Пребывание наедине с дикой природой научило меня воздерживаться от резких движений. Существа, с которыми имеешь там дело, отличаются робостью и зоркостью и обладают настоящим талантом уклоняться от встречи с человеком. Ни одно домашнее животное не может соблюдать столь полную неподвижность. Цивилизованные люди утратили вкус к неподвижности, и им следует брать уроки у дикой природы до тех пор, пока она согласиться на их присутствие. Искусство бесшумного, без малейших рывков передвижения — первое, чем должен овладеть охотник, тем более тот, чьим оружием является фотокамера. Охотники не могут поступать здесь, как им вздумается: им приходится приноравливаться к ветру, краскам, запахам местности, всему ее ритму. Когда местность приходит в движение, охотник вынужден следовать ему вместе со всей природой.

Тот, кто уловил ритм Африки, понимает, что им насыщена вся ее музыка. Уроки, преподнесенные мне дикими зверями, помогали моему общению с местными жителями.

Любовь к женщине и женственности — свойство всех мужчин, любовь к мужчине и мужественности отличает любую женщину; точно так же северянам свойственно неравнодушное отношение к южным странам и народам. Норманны наверняка влюбились в чужеземные страны, сперва во Францию, потом в Англию. Милорды старых времен, фигурирующие в истории и в литературе восемнадцатого века, только и делают, что путешествуют по Италии, Греции, Испании. Не имея в своей натуре ни капли южного темперамента, они не могут оторваться от явлений, коренным образом отличающихся от привычных им. Прежние немецкие и скандинавские художники, философы и поэты, впервые оказавшись во Флоренции или в Риме, падали на колени и возносили хвалы Югу.

При всей своей нетерпеливости эти люди оказались способны на необъяснимое, лишенное логики терпение к чуждому миру. Настоящий мужчина никогда не разозлится на женщину, а женщины никогда не запрезирают и не отвергнут мужчину, пока он остается таковым; точно так же резкие рыжеволосые пришельцы с севера оказались способны на долготерпение к тропическим странам и народам. Своей стране и своим землякам они не прощают ошибок, зато засушливость африканских нагорий, чреватая солнечным ударом, чума, косящая их стада, неумелость их слуг-аборигенов — все это принимается смиренно и с пониманием. Сам их индивидуализм отступает от осознания многочисленности вариантов, которыми чревато общение столь разных людей. Выходцы из южной Европы и люди со смешанной кровью не обладают этим качеством, проклинают или высмеивают его. Так слишком суровые мужчины высмеивают вздыхающего любовника, а женщины-рационалистки, у которых не хватает терпения на мужчин, гневно осуждают Гризельду.
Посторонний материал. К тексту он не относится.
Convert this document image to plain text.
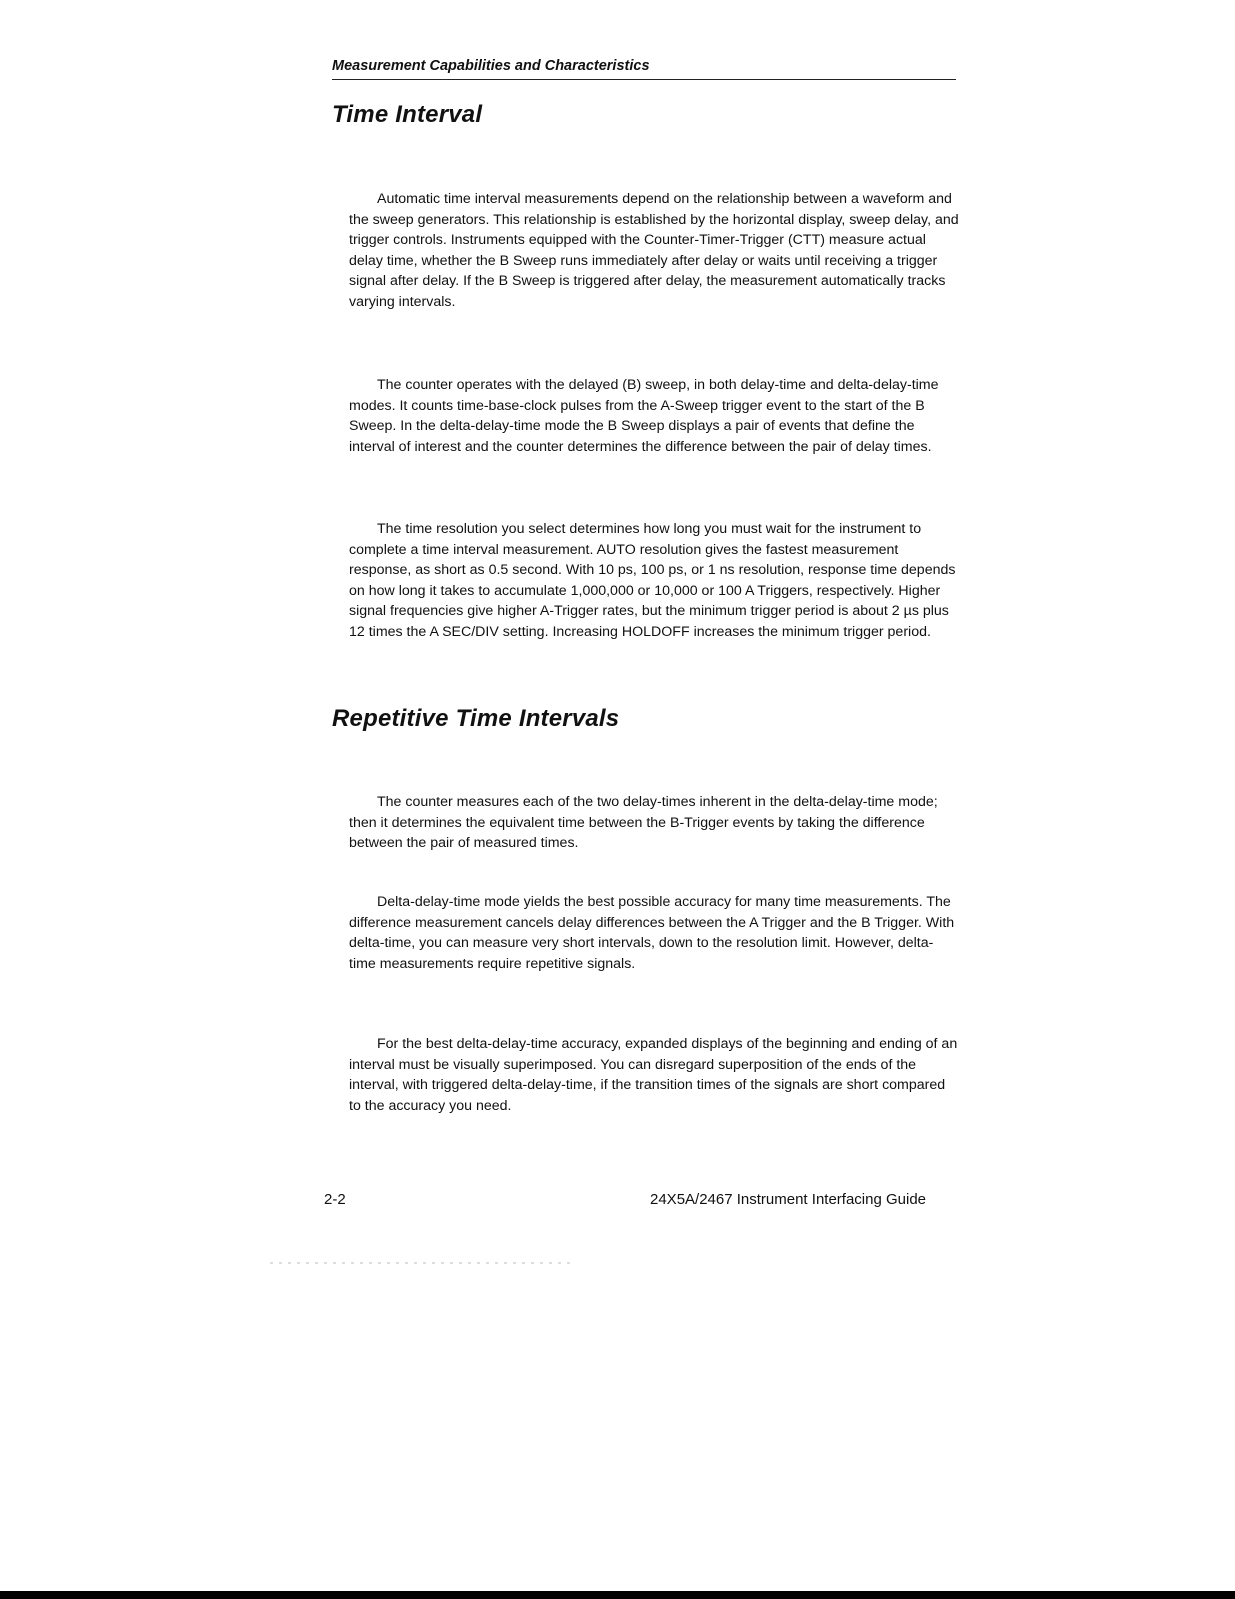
Measurement Capabilities and Characteristics
Time Interval

Automatic time interval measurements depend on the relationship between a waveform and the sweep generators. This relationship is established by the horizontal display, sweep delay, and trigger controls. Instruments equipped with the Counter-Timer-Trigger (CTT) measure actual delay time, whether the B Sweep runs immediately after delay or waits until receiving a trigger signal after delay. If the B Sweep is triggered after delay, the measurement automatically tracks varying intervals.

The counter operates with the delayed (B) sweep, in both delay-time and delta-delay-time modes. It counts time-base-clock pulses from the A-Sweep trigger event to the start of the B Sweep. In the delta-delay-time mode the B Sweep displays a pair of events that define the interval of interest and the counter determines the difference between the pair of delay times.

The time resolution you select determines how long you must wait for the instrument to complete a time interval measurement. AUTO resolution gives the fastest measurement response, as short as 0.5 second. With 10 ps, 100 ps, or 1 ns resolution, response time depends on how long it takes to accumulate 1,000,000 or 10,000 or 100 A Triggers, respectively. Higher signal frequencies give higher A-Trigger rates, but the minimum trigger period is about 2 µs plus 12 times the A SEC/DIV setting. Increasing HOLDOFF increases the minimum trigger period.

Repetitive Time Intervals

The counter measures each of the two delay-times inherent in the delta-delay-time mode; then it determines the equivalent time between the B-Trigger events by taking the difference between the pair of measured times.

Delta-delay-time mode yields the best possible accuracy for many time measurements. The difference measurement cancels delay differences between the A Trigger and the B Trigger. With delta-time, you can measure very short intervals, down to the resolution limit. However, delta-time measurements require repetitive signals.

For the best delta-delay-time accuracy, expanded displays of the beginning and ending of an interval must be visually superimposed. You can disregard superposition of the ends of the interval, with triggered delta-delay-time, if the transition times of the signals are short compared to the accuracy you need.

2-2	24X5A/2467 Instrument Interfacing Guide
Что до меня, то с первых же недель моего пребывания в Африке я почувствовала огромную приязнь к африканцам. Это было сильное чувство, относившееся ко всем возрастам и к обоим полам. Открытие чернокожей расы стало для меня чудесным расширением мира. Похожее происходит с человеком, отличающимся врожденной любовью к животным, но выросшим вне контакта с ними и соприкоснувшимся с ними уже совсем взрослым, или с тем, кто, инстинктивно стремясь в леса, впервые вошел под их полог двадцатилетним, или с тем, кто, обладая музыкальным слухом, сначала возмужал, а уж потом услышал музыку: все они — мои духовные собратья. Повстречавшись с африканцами, я услышала, как в рутине моей повседневности зазвучал могучий оркестр.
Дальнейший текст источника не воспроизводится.